The subject of marriage has been batted back and forth like a squash ball recently. So the time is right for the Spokane Civic Theatre to revive the 1966 musical “I Do! I Do!” on its Main Stage beginning this week. This well-loved Tom Jones-Harvey Schmidt musical follows a couple from their wedding day (and their comical wedding night) through their golden anniversary 50 years later.
We watch them as they raise a family, suffer through a series of midlife crises, separate, reconcile and finally grow old together. The story, based on the equally beloved play “The Fourposter” by Jan de Hartog, works as a concise and non-sugar-coated lesson in the power of marriage.
When it first played Broadway in 1966, the New York Post said it was “at once amusing, astonishingly touching and truly endearing.”
It is also one of the rare “two-handers” in musical theater, that being a term for a show that has only two characters. Robert Preston and Mary Martin originated the roles on Broadway.
This entire, rich story is played out through the eyes of Michael, who will be played by Thomas Heppler in this production, and Agnes, who will be played by Jan Neumann.
Troy Nickerson, one of Spokane’s top theater figures, is the director and choreographer. Carol Miyamoto is the musical director.
The Jones-Schmidt score doesn’t have quite as many memorable tunes as their smash hit, “The Fantasticks.” But it does have “My Cup Runneth Over,” a beautiful ballad of gratitude and love, which was a Top 10 hit for Ed Ames in 1967 and has been sung at countless weddings ever since.
The show was a Broadway hit in no small part because of Preston and Martin, and ran for nearly two years (with Carol Lawrence and Gordon MacRae after the first year). It was made into a TV version with Lee Remick and Hal Linden, and was revived off-Broadway in 1996.
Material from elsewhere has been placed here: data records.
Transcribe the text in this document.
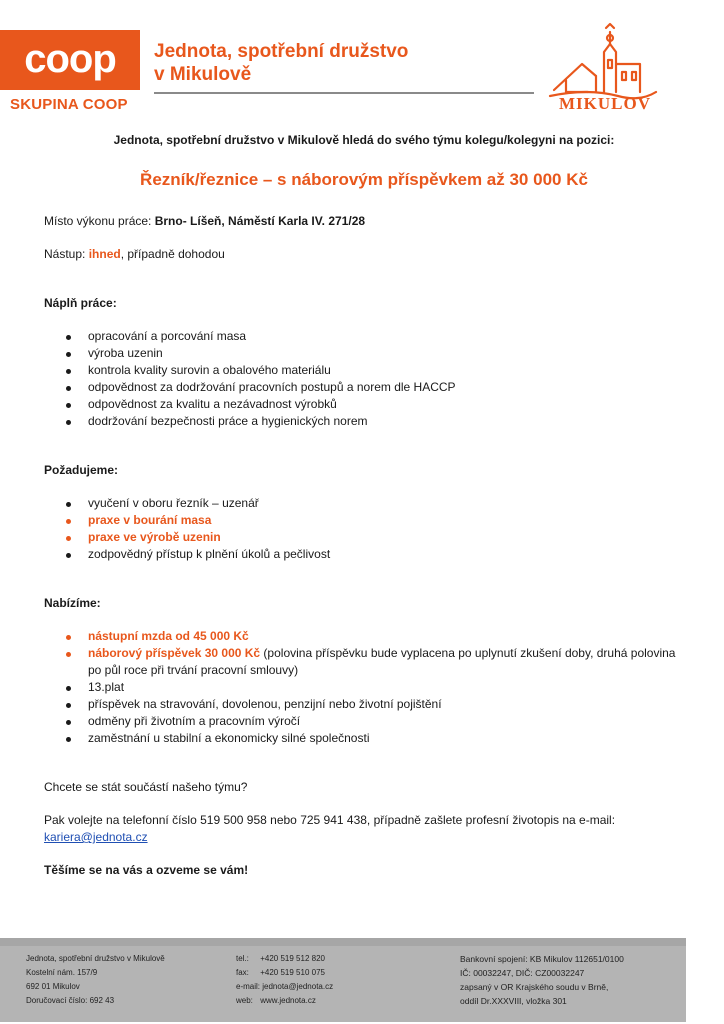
coop
SKUPINA COOP
Jednota, spotřební družstvo
v Mikulově
MIKULOV

Jednota, spotřební družstvo v Mikulově hledá do svého týmu kolegu/kolegyni na pozici:

Řezník/řeznice – s náborovým příspěvkem až 30 000 Kč

Místo výkonu práce: Brno- Líšeň, Náměstí Karla IV. 271/28

Nástup: ihned, případně dohodou

Náplň práce:

opracování a porcování masa
výroba uzenin
kontrola kvality surovin a obalového materiálu
odpovědnost za dodržování pracovních postupů a norem dle HACCP
odpovědnost za kvalitu a nezávadnost výrobků
dodržování bezpečnosti práce a hygienických norem

Požadujeme:

vyučení v oboru řezník – uzenář
praxe v bourání masa
praxe ve výrobě uzenin
zodpovědný přístup k plnění úkolů a pečlivost

Nabízíme:

nástupní mzda od 45 000 Kč
náborový příspěvek 30 000 Kč (polovina příspěvku bude vyplacena po uplynutí zkušení doby, druhá polovina po půl roce při trvání pracovní smlouvy)
13.plat
příspěvek na stravování, dovolenou, penzijní nebo životní pojištění
odměny při životním a pracovním výročí
zaměstnání u stabilní a ekonomicky silné společnosti

Chcete se stát součástí našeho týmu?

Pak volejte na telefonní číslo 519 500 958 nebo 725 941 438, případně zašlete profesní životopis na e-mail:
kariera@jednota.cz

Těšíme se na vás a ozveme se vám!

Jednota, spotřební družstvo v Mikulově
Kostelní nám. 157/9
692 01 Mikulov
Doručovací číslo: 692 43
tel.: +420 519 512 820
fax: +420 519 510 075
e-mail: jednota@jednota.cz
web: www.jednota.cz
Bankovní spojení: KB Mikulov 112651/0100
IČ: 00032247, DIČ: CZ00032247
zapsaný v OR Krajského soudu v Brně,
oddíl Dr.XXXVIII, vložka 301
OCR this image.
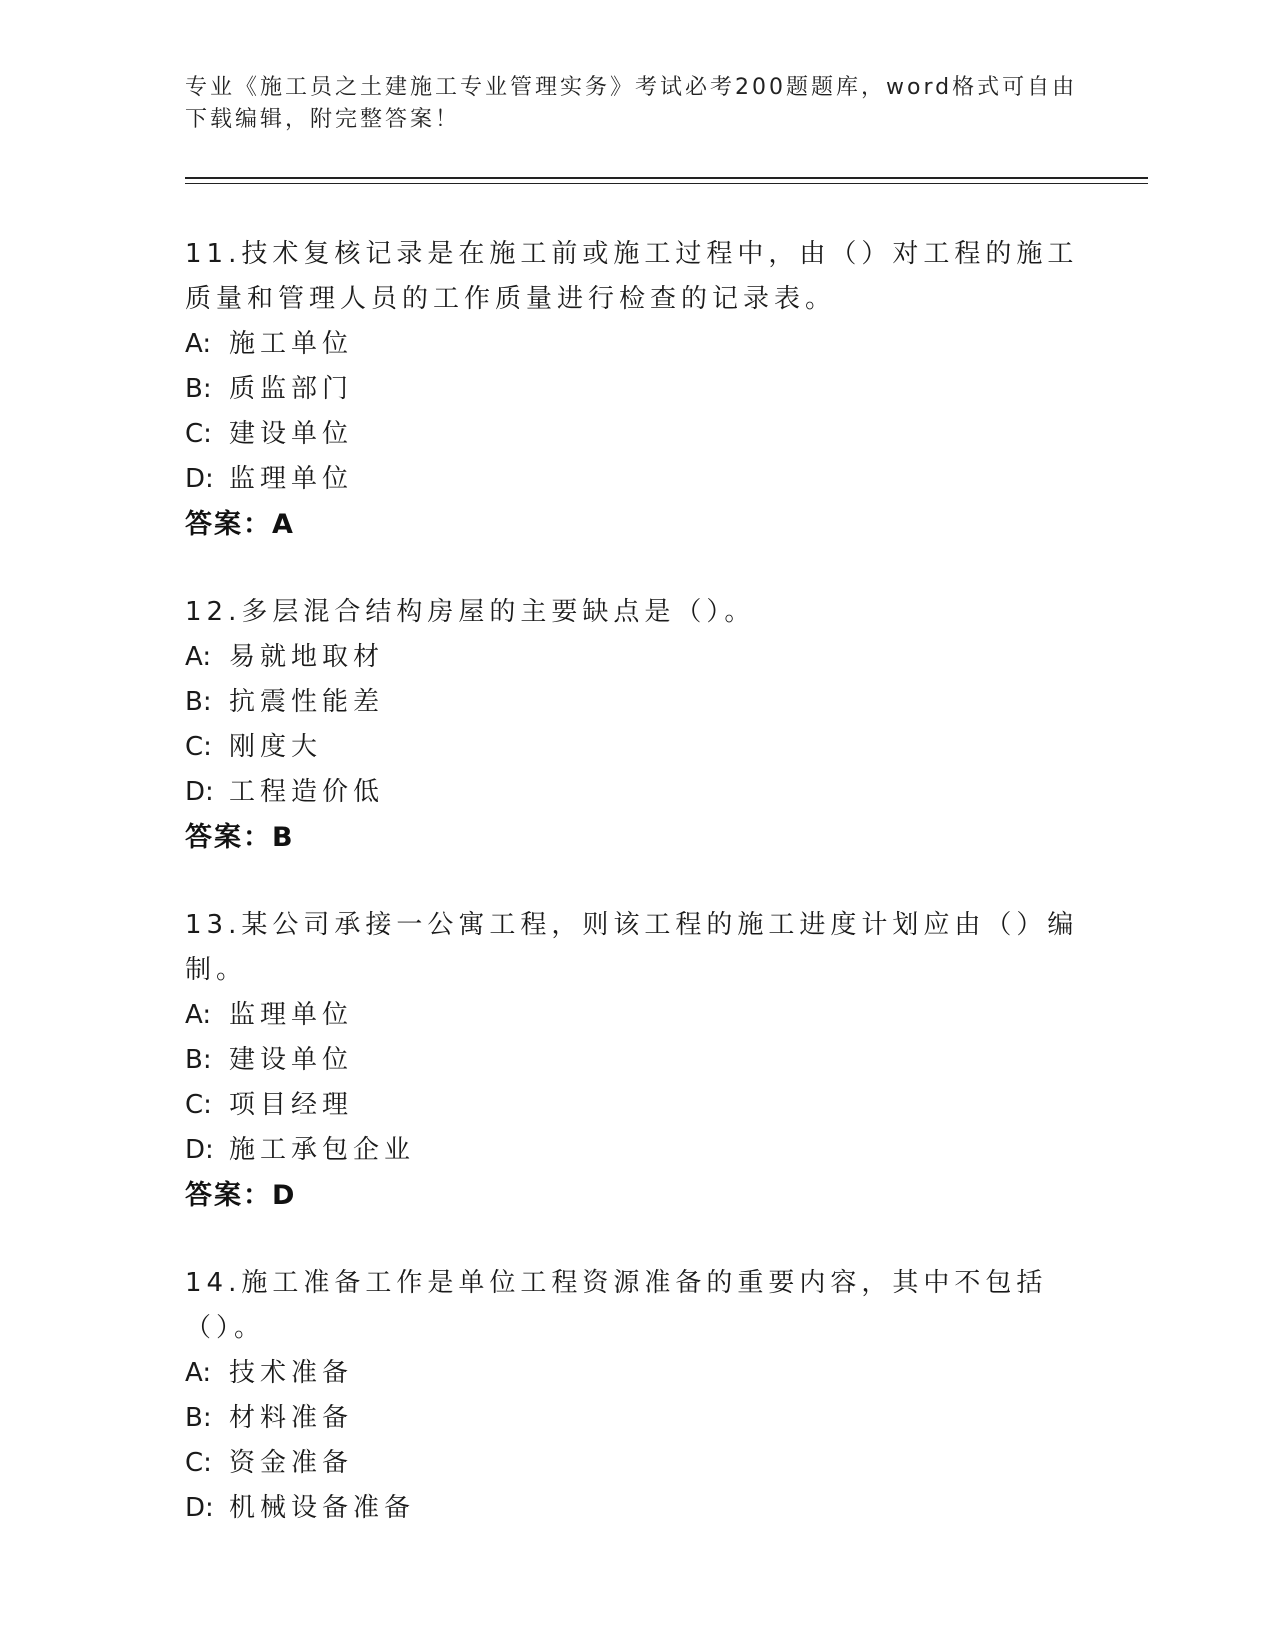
专业《施工员之土建施工专业管理实务》考试必考200题题库，word格式可自由下载编辑，附完整答案！

11.技术复核记录是在施工前或施工过程中，由（）对工程的施工质量和管理人员的工作质量进行检查的记录表。

A: 施工单位

B: 质监部门

C: 建设单位

D: 监理单位

答案：A

12.多层混合结构房屋的主要缺点是（）。

A: 易就地取材

B: 抗震性能差

C: 刚度大

D: 工程造价低

答案：B

13.某公司承接一公寓工程，则该工程的施工进度计划应由（）编制。

A: 监理单位

B: 建设单位

C: 项目经理

D: 施工承包企业

答案：D

14.施工准备工作是单位工程资源准备的重要内容，其中不包括（）。

A: 技术准备

B: 材料准备

C: 资金准备

D: 机械设备准备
It has always been a staple of regional and community theater, partly because of its small cast and its single setting. The show takes place almost entirely in the bedroom of Michael and Agnes.
Yet its popularity has also been because of its themes, which many theatergoers can relate to.
Here’s how Mary Martin once assessed its appeal: “This is the way it really is in marriage — the way people are — it’s so universal they’ll understand it in Tokyo or Hong Kong or anywhere. We’ve all lived through every moment of this story in our own lives.”